Ella asintió con la cabeza y le esbozó una leve sonrisa, apenas curvando la comisura de sus labios.
—Cariño, mi amor… Ya queda poco, vamos a tener a nuestro bebé. Todo esto lo estoy haciendo por su bienestar. Me imagino cuando estemos los tres, cuando nuestra familia esté completa —dijo Fernando con emoción, intentando abrazarla de nuevo.
Pero Gracia se soltó con suavidad.
—No te preocupes, Fernando. Tengo muy claro por qué estás haciendo todo esto —respondió con calma.

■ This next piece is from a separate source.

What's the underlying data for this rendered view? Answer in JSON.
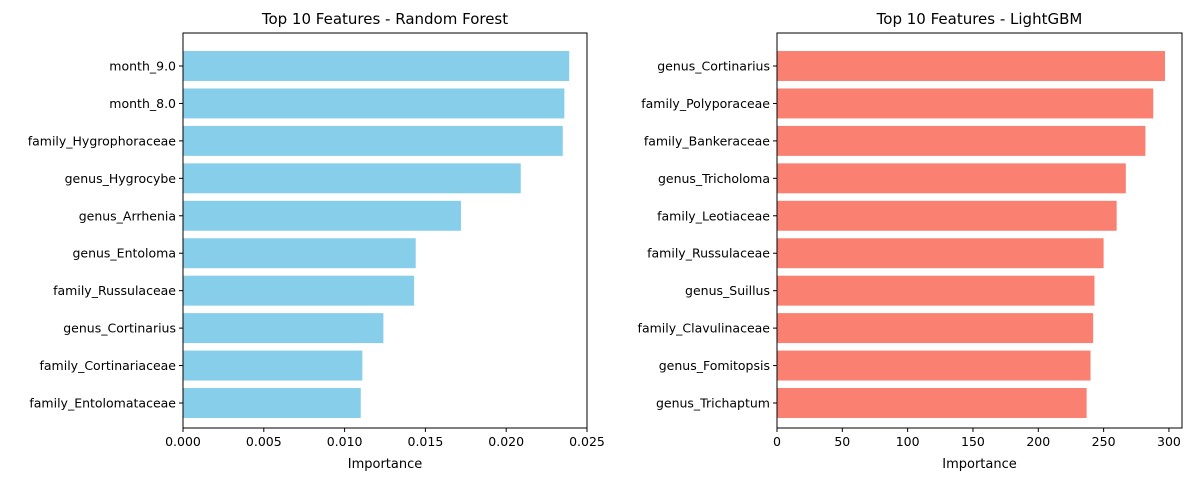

De regreso a casa, su teléfono vibró con una notificación. Era un número desconocido. Al abrir el mensaje, sus ojos se agrandaron y el corazón le palpitó con fuerza.
«La empresa familiar está en crisis. Divórciate de ese bueno para nada y vuelve a cumplir con el compromiso que abandonaste en el pasado.»
Gracia no necesitó más. Reconocía ese tono autoritario, frío y directo, era su padre. Sin duda alguna.